Ken Campbell, The Hockey News -- There is not enough space in this column or any other to chronicle the litany of blown calls and shoddy work done by the supposed best officials in the world during these playoffs. But wouldn’t you like to, just once, see an important game that is officiated to the same standard as one in the regular season? And it all comes down to one of two things: Either the officials are making up their minds to be far more lax during the playoffs in the name of “letting the players decide it” or the league is mandating they change their approach. Neither one of them, quite frankly, is very appealing.

Case in point was Wednesday night in Game 3 of the Boston-Pittsburgh series. Had referees Marc Joannette and Dan O’Rourke called all the violations of the rulebook, there probably wouldn’t have been enough players to play 5-on-5 at some points in the game. Then again, had they called the fragrant fouls early, perhaps the players would not have gone through the game thinking they could get away with pretty much anything.

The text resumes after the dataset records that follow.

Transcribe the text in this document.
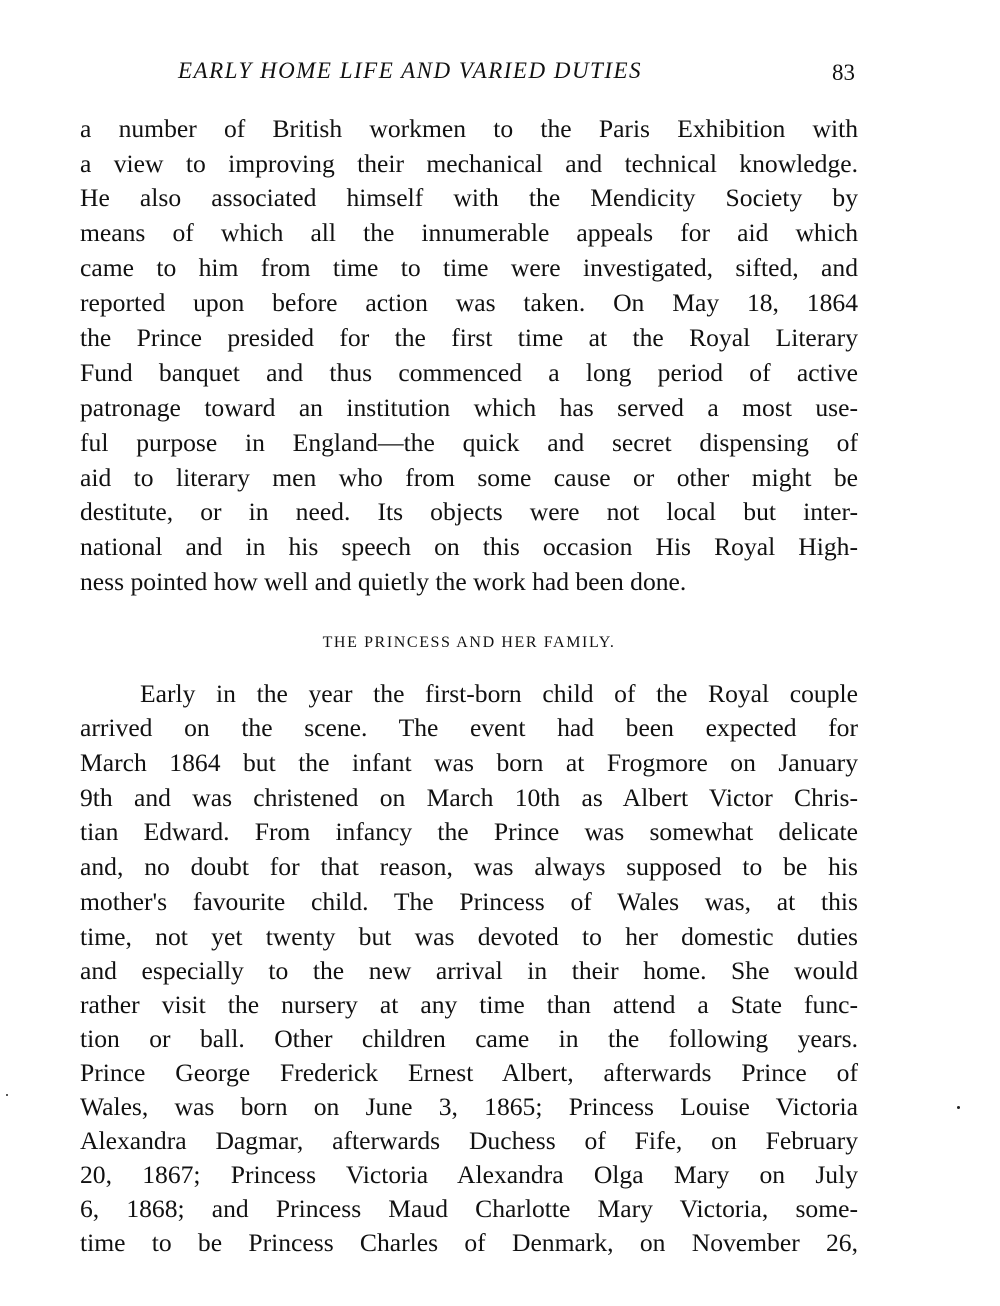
EARLY HOME LIFE AND VARIED DUTIES	83
a number of British workmen to the Paris Exhibition with
a view to improving their mechanical and technical knowledge.
He also associated himself with the Mendicity Society by
means of which all the innumerable appeals for aid which
came to him from time to time were investigated, sifted, and
reported upon before action was taken. On May 18, 1864
the Prince presided for the first time at the Royal Literary
Fund banquet and thus commenced a long period of active
patronage toward an institution which has served a most use-
ful purpose in England—the quick and secret dispensing of
aid to literary men who from some cause or other might be
destitute, or in need. Its objects were not local but inter-
national and in his speech on this occasion His Royal High-
ness pointed how well and quietly the work had been done.
THE PRINCESS AND HER FAMILY.
Early in the year the first-born child of the Royal couple
arrived on the scene. The event had been expected for
March 1864 but the infant was born at Frogmore on January
9th and was christened on March 10th as Albert Victor Chris-
tian Edward. From infancy the Prince was somewhat delicate
and, no doubt for that reason, was always supposed to be his
mother's favourite child. The Princess of Wales was, at this
time, not yet twenty but was devoted to her domestic duties
and especially to the new arrival in their home. She would
rather visit the nursery at any time than attend a State func-
tion or ball. Other children came in the following years.
Prince George Frederick Ernest Albert, afterwards Prince of
Wales, was born on June 3, 1865; Princess Louise Victoria
Alexandra Dagmar, afterwards Duchess of Fife, on February
20, 1867; Princess Victoria Alexandra Olga Mary on July
6, 1868; and Princess Maud Charlotte Mary Victoria, some-
time to be Princess Charles of Denmark, on November 26,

Instead, the two of them made it very clear that they were going to call next to nothing. Then what happened? Well, Jaromir Jagr clearly hooked Evgeni Malkin in the neutral zone and scooped the puck from him, a play that ultimately resulted in Patrice Bergeron scoring the game-winner in double overtime. Basically, Joannette and O’Rourke set the standard and the players responded to it and the game was decided in large part by a restraining foul that clearly should have been called.
Here’s my question, did Sidney Crosby and the Pittsburgh Penguins have the mindset that they were entitled to a Stanley Cup? It seems like the Penguins were never in this series. I almost think that the Bruins were the one team that they didn’t want to play from the start.

During the series, the Bruins took away the Penguins time and space and made it tough sledding for the Penguins offensive players. The Penguins never really seemed to make the necessary adjustments until game three and by then it was too late.

On the other side of the ice, the Bruins players got to the dirty areas to score goals and do the little things that they had to do to push their team over the top. Hockey is about making adjustments; the Boston Bruins made the adjustments and did what they had to do to win this series, the Penguins did not.

What if? What If the refs “had” called more penalties and called the games more tightly? Does anyone think that it would have really would have made much of a difference? I don’t… Both teams combined were 0-26 on the powerless play. Maybe the refs were saving us the agony of having to watch the Bruins and the Penguins suffer on the power play.

Here’s some numbers for you; “0” – here’s how it looks; Evgeni Malkin (0g-0a—0pts) -5 Sidney Crosby (0g-0a—0pts) -2 Jarome Iginla (0g-0a—0pts) -4. Tuukka Rask was the first goalie to have two shutouts in a series since Phiadelphia Flyers goalie Michael Leighton in 2010 Eastern Conference finals versus the Montreal Canadiens.

Now that the Boston Bruins have swept the Penguins, and they're going back to the Stanley Cup Finals - for a second time in three seasons - we can finally give the Bruins their due.